Although the original innocuous event was cancelled, it is being replaced by a rally Oct. 1 and a march, both of which will garner much, much more media attention. If anything, the people who caused the initial cancellation are proving to be less than brilliant in their attempt to quash the local LBGTQ+ community.

This local issue highlights what has been a disturbing trend in recent years.

In the last few years, it seems like some people want to openly elevate themselves by declaring others as somehow lesser. It’s a human trait, I know — and one that used be less openly discussed. But these days we see it right out in the open with race, ethnicity, religion and sexual orientation/identity. 

If you make someone a “non person,” you can justify treating them inhumanely, I guess, and that makes some people feel superior. That sort of thinking had led to some of the greatest tragedies in human history from the Holocaust to slavery.

Sadly, the reality is exactly the opposite: it is the people judging others who reveal themselves to be lesser, less compassionate, less part of the human family.

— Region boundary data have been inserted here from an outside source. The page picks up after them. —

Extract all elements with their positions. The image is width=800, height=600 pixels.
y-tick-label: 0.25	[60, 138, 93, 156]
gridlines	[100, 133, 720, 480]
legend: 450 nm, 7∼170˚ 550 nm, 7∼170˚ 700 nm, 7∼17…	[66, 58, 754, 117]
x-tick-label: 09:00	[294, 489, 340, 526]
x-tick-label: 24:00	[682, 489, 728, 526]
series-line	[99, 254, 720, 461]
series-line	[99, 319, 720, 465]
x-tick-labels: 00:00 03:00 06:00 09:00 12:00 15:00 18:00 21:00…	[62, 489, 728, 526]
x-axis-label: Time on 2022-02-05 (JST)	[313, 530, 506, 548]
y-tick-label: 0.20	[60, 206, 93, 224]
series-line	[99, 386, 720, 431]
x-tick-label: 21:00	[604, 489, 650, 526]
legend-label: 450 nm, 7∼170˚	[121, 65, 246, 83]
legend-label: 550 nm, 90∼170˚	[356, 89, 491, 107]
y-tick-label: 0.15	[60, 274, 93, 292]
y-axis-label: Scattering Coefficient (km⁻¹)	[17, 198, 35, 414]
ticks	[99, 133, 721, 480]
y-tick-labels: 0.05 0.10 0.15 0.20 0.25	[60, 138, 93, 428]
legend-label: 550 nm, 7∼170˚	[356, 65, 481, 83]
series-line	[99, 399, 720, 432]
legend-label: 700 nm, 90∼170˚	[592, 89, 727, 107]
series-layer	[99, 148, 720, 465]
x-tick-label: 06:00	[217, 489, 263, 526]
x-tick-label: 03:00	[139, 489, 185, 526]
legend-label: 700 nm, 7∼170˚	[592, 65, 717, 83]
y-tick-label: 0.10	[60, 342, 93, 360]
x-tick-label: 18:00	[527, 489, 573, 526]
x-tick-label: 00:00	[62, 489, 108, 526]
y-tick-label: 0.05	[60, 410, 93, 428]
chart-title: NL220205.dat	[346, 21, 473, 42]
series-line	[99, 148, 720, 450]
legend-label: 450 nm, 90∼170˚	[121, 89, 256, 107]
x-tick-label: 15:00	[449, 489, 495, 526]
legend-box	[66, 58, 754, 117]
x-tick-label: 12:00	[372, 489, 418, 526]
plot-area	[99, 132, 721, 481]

And it is this sort of person losing their crap because there were going to be performances by drag queens at the original event, a fact that is pathetic and revealing. 

The “but the kids” argument is ridiculous on numerous fronts. First off, parents don’t have to bring their kids — or themselves for that matter — to an event like OUTFest. Don’t like it, do something else, but there’s no need to dump on people trying to enjoy and take pride in their shared community.

Second, the “Oh noes, drag queens are bad for kids” claim is flat out nuts. We all grew up on Bugs Bunny cross-dressing in cartoons — that didn’t seem to cause much impact. For those of us a bit older, we remember Flip Wilson’s character Geraldine. And countless TV shows, plays and films (Bosom Buddies, Tootsie, Some Like It Hot) with cross dressing characters. Such portrayals date back to the literal beginning of theater — in many societies, women were banned from acting, so men played the roles of women.

Drag queen shows are actually pretty tame — a little light gender humor and a lot of Broadway songs. The skill level is often off the charts and the shows are fun and entertaining (yes, I’ve seen drag shows right here in Chester County). 

Beyond the need to elevate themselves, I don’t understand why anyone cares. If you think having a different sexual orientation or identity is wrong, then live your life as a CIS-gendered straight person. If you happen to be a closeted member of the LBGTQ+ community, raging about things like this, well, it seems like a lousy way to go through life, but that, too is your right and choice.

Exposure to people in LBGTQ+ community won’t turn other people gay. What it does do it make people realize that they’re just people, like you, like me. With the same hopes and fears, the same desire for love, family and community as anyone else. They are our brothers and sisters in the human family.

Exposure to diversity doesn’t corrupt a person; it makes them see a wider world, enables acceptance and peace.

Cynically, some people — like those who wrote abusive emails to local officials — don’t want to see that exposure for others because it will make it clear how small, how narrow minded these people are.

The truth is always revealed — and this Saturday’s rally will reveal what we already know: a large majority of people in Chester County support the LBGTQ+ community. These are our friends and neighbors — and our kids in some cases.

And on Saturday, love will triumph over hate, and I will be that much prouder to live in Chester County.